In a room off the bridge, Arian Dragusha prepared a pot of oatmeal. He had brought the steel-cut oats with him, in a Ziploc bag in his pocket, not trusting the Mazeppa to stock his brand.
He mixed water and oats, then set the pot on the stove, stirring with a long spoon. At the other end of the room, Kyle Ridley sat at a small table with a checkered vinyl tablecloth, waiting restlessly for her money.
The young were always impatient. As a young man, he too had been in a hurry to obtain the things he wanted. From the start, he had been indifferent to the methods he used or the victims he left in his trail. He had been ruthless, desperate, driven by the urgency of one who had known hunger and privation. He had scratched and clawed, had bared his teeth at all those who opposed him, and had not hesitated to kill. Ujku, they called him, as if he were something inhuman. He hadn’t minded. He had liked the name and reputation he had won.
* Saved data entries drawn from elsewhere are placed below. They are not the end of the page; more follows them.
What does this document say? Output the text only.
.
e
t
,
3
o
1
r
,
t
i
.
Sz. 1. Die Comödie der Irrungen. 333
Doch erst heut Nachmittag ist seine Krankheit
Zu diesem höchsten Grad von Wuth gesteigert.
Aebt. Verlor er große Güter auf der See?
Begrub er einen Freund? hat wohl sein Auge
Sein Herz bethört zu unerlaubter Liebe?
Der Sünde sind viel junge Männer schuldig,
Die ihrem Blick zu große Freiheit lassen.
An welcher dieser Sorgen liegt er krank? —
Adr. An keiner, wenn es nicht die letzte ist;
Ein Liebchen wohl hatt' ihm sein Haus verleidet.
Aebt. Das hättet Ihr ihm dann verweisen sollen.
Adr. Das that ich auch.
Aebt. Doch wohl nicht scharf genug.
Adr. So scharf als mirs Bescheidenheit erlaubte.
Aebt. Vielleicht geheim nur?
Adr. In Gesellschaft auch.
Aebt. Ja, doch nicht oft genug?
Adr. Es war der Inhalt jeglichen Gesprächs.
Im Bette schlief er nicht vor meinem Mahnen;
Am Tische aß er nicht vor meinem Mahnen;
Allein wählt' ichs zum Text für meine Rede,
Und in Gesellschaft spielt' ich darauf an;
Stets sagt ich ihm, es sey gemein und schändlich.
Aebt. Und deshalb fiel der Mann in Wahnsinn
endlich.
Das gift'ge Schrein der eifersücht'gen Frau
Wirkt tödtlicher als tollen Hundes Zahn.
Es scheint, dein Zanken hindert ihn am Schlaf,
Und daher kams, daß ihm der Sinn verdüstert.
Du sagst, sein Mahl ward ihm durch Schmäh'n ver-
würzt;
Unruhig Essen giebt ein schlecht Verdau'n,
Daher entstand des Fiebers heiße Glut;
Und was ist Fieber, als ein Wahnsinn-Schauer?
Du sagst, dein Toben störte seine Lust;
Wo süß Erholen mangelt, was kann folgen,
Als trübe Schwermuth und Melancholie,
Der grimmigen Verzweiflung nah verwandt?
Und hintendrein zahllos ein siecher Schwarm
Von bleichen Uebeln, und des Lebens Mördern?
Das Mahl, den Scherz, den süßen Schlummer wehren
In his middle years, having acquired his hoard of treasure, he had settled in for a long period of watchfulness, knowing that what he had taken from others could all too easily be taken from him. To win one’s fortune, he had discovered, was not so difficult. To preserve it against the jackals and carrion birds—that was a harder task. He had passed the prime of his life in constant vigilance, a sentry in a tower, defending the ramparts, repelling all attacks.
Curiously, he did not make much use of his money. He lived modestly. He never traveled. It had been many years since there had been a woman in his life. He supported only such charitable causes as were necessary to maintain his respectability in the community. To him, money was not to spend but to have. He liked the thought of it, the sheer fact of its existence. He liked to read the columns of figures. Sometimes he visualized them as he nodded off to sleep.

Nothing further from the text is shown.